Beyond explicitly targeting Al-Wasat for its independent reporting, the Government of Bahrain exercises excessive control over media in the kingdom and severely restricts press freedom. Recently, on 25 May 2017, for example, a Bahraini court fined the prominent France 24 and Radio Monte Carlo Doualiya journalist Nazeeha Saeed the equivalent of US$2,650 on charges of working as a journalist without a permit after the authorities refused to renew her media accreditation in June 2016. Saeed has been repeatedly targeted for her work and survived torture in 2011. Earlier in May, Bahraini authorities also denied an entry visa to German journalist Robert Kempe, allegedly due to his prior reporting on human rights violations in the kingdom. These moves prompted the Committee to Protect Journalists and several other rights groups and media outlets to address Bahrain's King Hamad in an open letter in April 2017 decrying the government's "seeming attempt to silence independent reporting within the country" through the refusal of entry visas and media accreditations.
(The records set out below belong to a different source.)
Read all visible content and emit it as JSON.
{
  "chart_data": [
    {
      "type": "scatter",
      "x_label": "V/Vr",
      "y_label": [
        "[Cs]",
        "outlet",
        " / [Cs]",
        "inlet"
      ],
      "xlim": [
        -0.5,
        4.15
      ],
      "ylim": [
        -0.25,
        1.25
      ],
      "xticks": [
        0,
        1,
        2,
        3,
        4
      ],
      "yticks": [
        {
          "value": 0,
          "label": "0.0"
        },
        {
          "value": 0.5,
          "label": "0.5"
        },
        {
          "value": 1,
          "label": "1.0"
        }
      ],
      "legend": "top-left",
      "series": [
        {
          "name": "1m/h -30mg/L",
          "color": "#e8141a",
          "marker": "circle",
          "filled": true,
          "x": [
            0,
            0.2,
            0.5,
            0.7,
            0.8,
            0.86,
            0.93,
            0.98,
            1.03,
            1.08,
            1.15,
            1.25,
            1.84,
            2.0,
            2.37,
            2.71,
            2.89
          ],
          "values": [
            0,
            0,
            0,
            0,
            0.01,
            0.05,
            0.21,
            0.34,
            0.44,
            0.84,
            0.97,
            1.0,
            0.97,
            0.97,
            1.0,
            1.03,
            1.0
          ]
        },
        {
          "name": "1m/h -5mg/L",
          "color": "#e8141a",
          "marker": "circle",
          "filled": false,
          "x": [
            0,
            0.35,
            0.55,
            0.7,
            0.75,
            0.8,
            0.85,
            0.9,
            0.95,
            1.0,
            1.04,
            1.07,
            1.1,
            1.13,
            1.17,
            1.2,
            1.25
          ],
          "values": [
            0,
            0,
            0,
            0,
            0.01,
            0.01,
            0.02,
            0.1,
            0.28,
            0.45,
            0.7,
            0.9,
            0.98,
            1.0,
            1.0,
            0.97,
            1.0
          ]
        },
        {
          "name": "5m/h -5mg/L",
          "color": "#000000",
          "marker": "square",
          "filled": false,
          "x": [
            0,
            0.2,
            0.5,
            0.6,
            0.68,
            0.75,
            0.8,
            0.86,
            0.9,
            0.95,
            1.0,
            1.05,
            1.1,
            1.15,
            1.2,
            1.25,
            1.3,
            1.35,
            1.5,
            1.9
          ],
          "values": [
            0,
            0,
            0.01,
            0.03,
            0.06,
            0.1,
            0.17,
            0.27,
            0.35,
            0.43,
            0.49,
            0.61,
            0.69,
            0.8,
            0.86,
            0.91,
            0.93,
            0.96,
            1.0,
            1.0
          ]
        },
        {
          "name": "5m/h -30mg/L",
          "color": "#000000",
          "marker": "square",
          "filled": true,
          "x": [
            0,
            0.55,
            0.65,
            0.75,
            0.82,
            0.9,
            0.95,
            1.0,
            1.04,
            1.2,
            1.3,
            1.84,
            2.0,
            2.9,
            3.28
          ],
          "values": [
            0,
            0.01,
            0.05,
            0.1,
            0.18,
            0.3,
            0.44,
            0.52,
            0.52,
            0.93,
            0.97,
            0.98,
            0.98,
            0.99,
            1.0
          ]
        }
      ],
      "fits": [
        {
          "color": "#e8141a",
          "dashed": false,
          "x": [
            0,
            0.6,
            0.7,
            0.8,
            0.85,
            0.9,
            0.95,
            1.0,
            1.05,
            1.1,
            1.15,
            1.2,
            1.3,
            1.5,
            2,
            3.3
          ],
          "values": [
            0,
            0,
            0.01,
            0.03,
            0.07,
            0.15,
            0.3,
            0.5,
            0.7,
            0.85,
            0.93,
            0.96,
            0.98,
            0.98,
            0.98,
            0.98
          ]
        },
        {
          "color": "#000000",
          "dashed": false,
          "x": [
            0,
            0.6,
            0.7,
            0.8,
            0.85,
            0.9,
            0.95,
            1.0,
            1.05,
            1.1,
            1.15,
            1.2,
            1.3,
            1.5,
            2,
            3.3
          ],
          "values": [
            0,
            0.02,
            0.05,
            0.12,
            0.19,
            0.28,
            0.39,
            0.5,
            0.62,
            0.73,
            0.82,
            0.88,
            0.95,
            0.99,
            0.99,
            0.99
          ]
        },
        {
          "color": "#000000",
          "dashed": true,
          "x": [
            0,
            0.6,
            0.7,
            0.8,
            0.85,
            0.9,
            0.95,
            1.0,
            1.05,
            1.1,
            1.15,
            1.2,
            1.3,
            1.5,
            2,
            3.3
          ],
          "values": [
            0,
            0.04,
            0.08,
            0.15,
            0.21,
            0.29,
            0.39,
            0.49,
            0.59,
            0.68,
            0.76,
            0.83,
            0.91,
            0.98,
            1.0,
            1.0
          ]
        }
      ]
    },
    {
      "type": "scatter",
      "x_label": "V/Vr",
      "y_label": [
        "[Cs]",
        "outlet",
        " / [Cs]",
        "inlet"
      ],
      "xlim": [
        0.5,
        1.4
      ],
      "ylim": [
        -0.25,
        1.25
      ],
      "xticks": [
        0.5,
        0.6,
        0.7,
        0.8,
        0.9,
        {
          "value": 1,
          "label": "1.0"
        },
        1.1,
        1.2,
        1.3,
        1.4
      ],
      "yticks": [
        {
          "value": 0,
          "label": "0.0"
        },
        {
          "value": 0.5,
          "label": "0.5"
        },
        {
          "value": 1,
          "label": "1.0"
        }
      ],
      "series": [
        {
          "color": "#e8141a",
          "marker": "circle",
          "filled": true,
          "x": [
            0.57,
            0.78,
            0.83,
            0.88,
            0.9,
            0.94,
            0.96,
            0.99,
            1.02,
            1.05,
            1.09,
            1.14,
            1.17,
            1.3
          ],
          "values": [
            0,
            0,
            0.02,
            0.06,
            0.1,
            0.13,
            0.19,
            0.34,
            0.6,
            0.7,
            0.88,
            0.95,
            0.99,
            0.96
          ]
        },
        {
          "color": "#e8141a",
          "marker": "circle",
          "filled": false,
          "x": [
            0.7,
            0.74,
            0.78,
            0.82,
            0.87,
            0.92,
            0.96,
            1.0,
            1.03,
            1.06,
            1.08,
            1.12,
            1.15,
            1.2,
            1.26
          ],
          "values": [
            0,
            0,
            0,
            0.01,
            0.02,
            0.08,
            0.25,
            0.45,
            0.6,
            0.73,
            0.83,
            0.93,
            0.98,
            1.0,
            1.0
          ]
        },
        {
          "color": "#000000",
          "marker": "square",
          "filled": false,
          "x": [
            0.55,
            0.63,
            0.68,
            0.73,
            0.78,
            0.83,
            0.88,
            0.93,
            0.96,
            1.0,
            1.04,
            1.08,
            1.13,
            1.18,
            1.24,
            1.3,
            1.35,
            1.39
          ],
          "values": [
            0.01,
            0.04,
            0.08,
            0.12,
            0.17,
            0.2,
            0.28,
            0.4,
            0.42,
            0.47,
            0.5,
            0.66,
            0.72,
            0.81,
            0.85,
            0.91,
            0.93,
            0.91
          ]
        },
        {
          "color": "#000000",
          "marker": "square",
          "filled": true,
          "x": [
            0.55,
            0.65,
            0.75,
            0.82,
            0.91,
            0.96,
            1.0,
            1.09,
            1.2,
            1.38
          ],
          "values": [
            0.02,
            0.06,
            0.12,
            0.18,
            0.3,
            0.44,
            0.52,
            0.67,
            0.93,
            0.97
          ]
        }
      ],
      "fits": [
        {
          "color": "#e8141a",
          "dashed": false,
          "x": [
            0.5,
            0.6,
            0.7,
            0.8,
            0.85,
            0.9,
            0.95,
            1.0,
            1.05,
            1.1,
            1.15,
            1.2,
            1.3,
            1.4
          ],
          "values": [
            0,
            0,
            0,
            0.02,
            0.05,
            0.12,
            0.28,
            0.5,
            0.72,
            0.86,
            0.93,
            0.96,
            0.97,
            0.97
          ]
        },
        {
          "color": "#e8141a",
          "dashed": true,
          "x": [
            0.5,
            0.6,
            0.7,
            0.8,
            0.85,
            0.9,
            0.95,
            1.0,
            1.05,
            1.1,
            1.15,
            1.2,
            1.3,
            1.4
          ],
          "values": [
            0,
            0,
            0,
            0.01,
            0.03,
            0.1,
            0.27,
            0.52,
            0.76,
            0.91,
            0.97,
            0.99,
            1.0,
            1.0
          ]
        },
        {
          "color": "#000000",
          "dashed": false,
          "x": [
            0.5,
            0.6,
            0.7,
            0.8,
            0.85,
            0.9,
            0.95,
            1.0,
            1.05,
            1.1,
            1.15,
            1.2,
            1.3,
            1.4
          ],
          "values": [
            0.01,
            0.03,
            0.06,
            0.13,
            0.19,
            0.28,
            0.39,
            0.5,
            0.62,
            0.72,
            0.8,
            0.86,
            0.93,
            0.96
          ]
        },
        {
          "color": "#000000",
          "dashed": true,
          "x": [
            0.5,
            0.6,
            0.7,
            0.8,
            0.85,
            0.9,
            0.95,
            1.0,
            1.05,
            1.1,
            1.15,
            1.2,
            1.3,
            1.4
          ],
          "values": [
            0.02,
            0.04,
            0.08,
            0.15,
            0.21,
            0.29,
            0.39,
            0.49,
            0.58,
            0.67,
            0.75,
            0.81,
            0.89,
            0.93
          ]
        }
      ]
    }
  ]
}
ADHRB condemns both the Government of Bahrain's decision to suspend Al-Wasat and its overall repression of press freedom in the country. Such actions are unacceptable and place the Bahraini government in clear violation of its obligations under international human rights law. As such, ADHRB calls on the Government of Bahrain to lift the ban on Al-Wasat's publication and to allow independent media to operate freely in the country. We call on members of the international community to urge the Bahraini authorities to reverse these repressive measures without delay.